The Russian imbroglio is excellently covered by George F. Kennan’s two volumes on Soviet American Relations 1917–20. Raymond Robins’ farsighted appraisal of Lenin’s government can be found in William Hard’s Raymond Robins’ Own Story. Edgar Sisson’s 100 Red Days is not without interest as a document of the time. R. H. Bruce Lockhart’s British Agent makes good reading, as of course does John Reed’s account of the coup d’état. General William S. Graves wrote a useful book: America’s Siberian Adventure; and three lieutenants named Moore, Mead and Jahns collaborated in The History of the American Expedition Fighting the Bolsheviki in Northern Russia, privately published in Detroit by what they called “The Polar Bear Press,” which constitutes one of the few original American sources for that campaign. The Murmansk and Archangel story has recently been well recapitulated by E. M. Halliday in The Ignorant Armies.
The best account of the Peace Conference remains, for my money, Harold Nicolson’s Peacemaking. James T. Shotwell’s published diary comes a close second. Winston Churchill’s Aftermath is enlivening in connection with R. S. Baker’s Woodrow Wilson and World Settlement, which the eminent statesman excoriates in good Churchillian style. John Maynard Keynes’ enumeration of Wilson’s faults and weaknesses in The Economic Consequences of the Peace is historical vituperation in the grand manner.
Edith Bolling Wilson’s My Memoir throws, with a cogency perhaps unintended, the pathetic light of feminine egotism and affection on the tragic figure of her husband, as he went about performing, with the ritual determinism of a hero of Sophocles, act after act to bring about his own destruction.
The last phase is well described by Thomas A. Bailey in Woodrow Wilson and the Lost Peace and Woodrow Wilson and the Great Betrayal. The record of the final ironical twist to the tragic drama is to be found in Stephen Bonsal’s Unfinished Business where Bonsal tells of the near success of his mission from Colonel House to Senator Lodge, which might, had Mrs. Wilson not stood in the way, have opened up the possibility of a compromise on the Covenant.
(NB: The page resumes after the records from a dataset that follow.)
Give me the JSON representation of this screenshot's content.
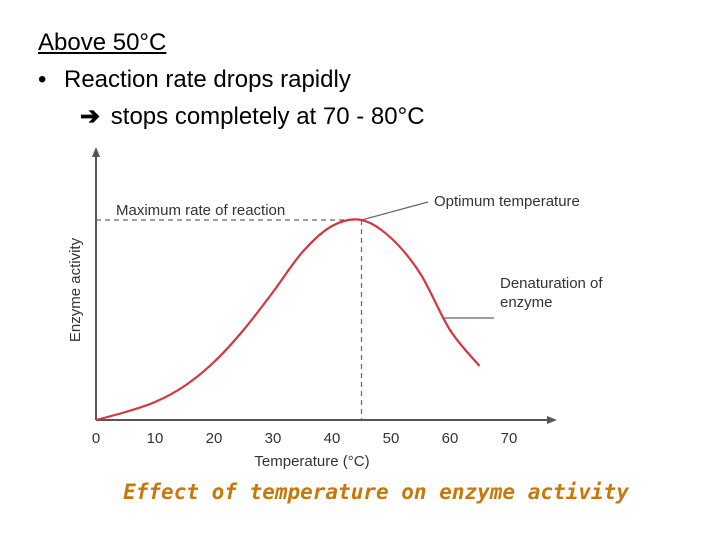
{
  "slide": {
    "heading": "Above 50°C",
    "bullet": "•",
    "line1": "Reaction rate drops rapidly",
    "arrow": "➔",
    "line2": "stops completely at 70 - 80°C"
  },
  "colors": {
    "curve": "#d2373f",
    "axis": "#555555",
    "caption": "#c8780a"
  },
  "chart_data": {
    "type": "line",
    "title": "",
    "xlabel": "Temperature (°C)",
    "ylabel": "Enzyme activity",
    "xticks": [
      0,
      10,
      20,
      30,
      40,
      50,
      60,
      70
    ],
    "tick_labels": [
      "0",
      "10",
      "20",
      "30",
      "40",
      "50",
      "60",
      "70"
    ],
    "xlim": [
      0,
      75
    ],
    "ylim": [
      0,
      100
    ],
    "series": [
      {
        "name": "Enzyme activity",
        "x": [
          0,
          5,
          10,
          15,
          20,
          25,
          30,
          35,
          40,
          45,
          50,
          55,
          60,
          65
        ],
        "y": [
          0,
          4,
          9,
          17,
          29,
          45,
          64,
          84,
          97,
          100,
          91,
          73,
          45,
          27
        ]
      }
    ],
    "annotations": {
      "max_rate": "Maximum rate of reaction",
      "optimum": "Optimum temperature",
      "denaturation_line1": "Denaturation of",
      "denaturation_line2": "enzyme"
    },
    "optimum_x": 45,
    "optimum_y": 100,
    "denaturation_x": 59,
    "denaturation_y": 51
  },
  "caption": "Effect of temperature on enzyme activity"
}
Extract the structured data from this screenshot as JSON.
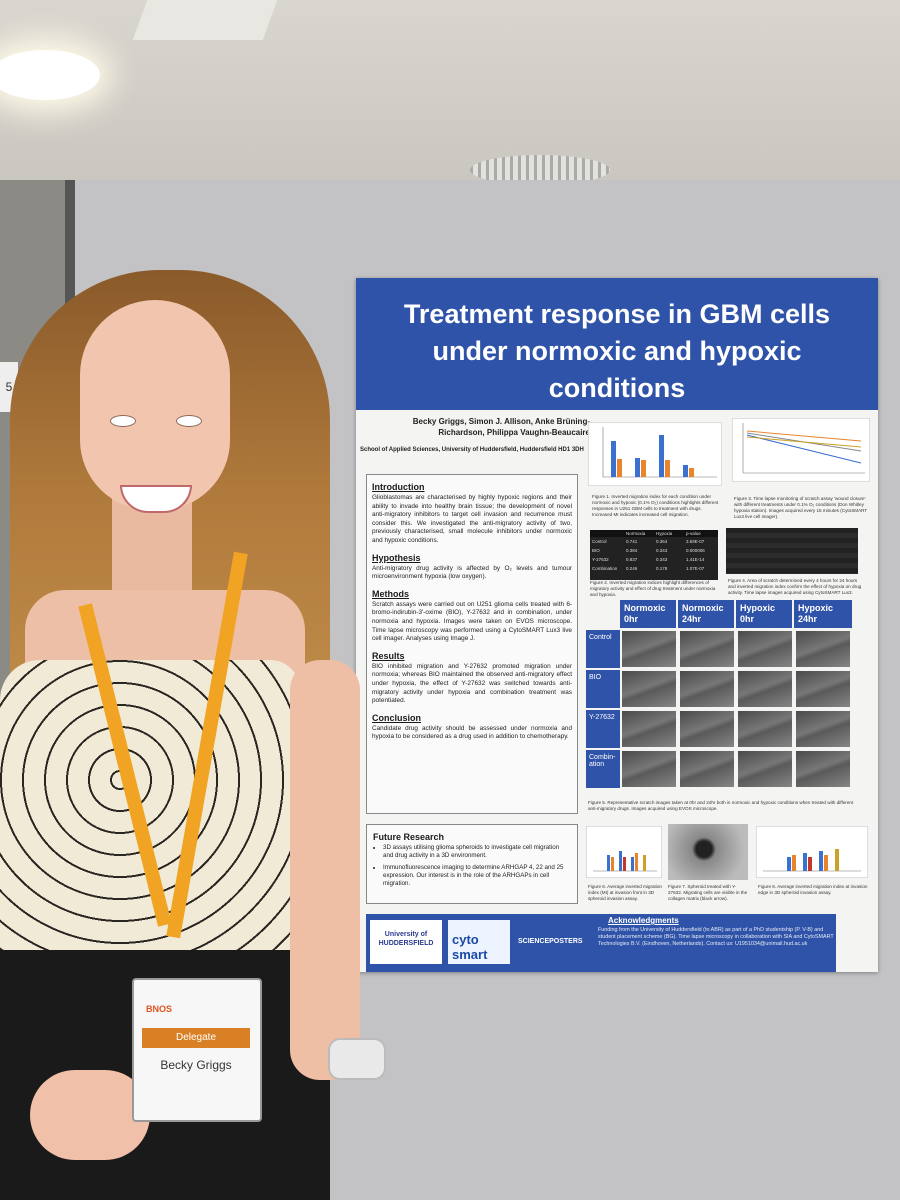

I want to thank Mr. Mearns and his assistants of the Manuscript Division of the Library of Congress for their help in making available the Wilson, Lansing, and Bliss papers and other sections of the vast hoard of material under their jurisdiction. Colonel E. G. Bliss has given me permission to use two short quotations from his father, General Bliss’s letters. Excerpts from the Walter Hines Page papers are quoted by permission of the Harvard College Library. Mrs. Richard Fell is allowing me to quote a paragraph from her uncle’s diary on deposit at the University of Virginia. I want to thank Professor Seymour and his assistant Mr. Gotlieb, for their unfailing hospitality and to acknowledge the permission given me by the Yale University Library to study and utilize unpublished papers in the Edward M. House collection. I owe many thanks, as often before, to the Peabody and Enoch Pratt Libraries in Baltimore.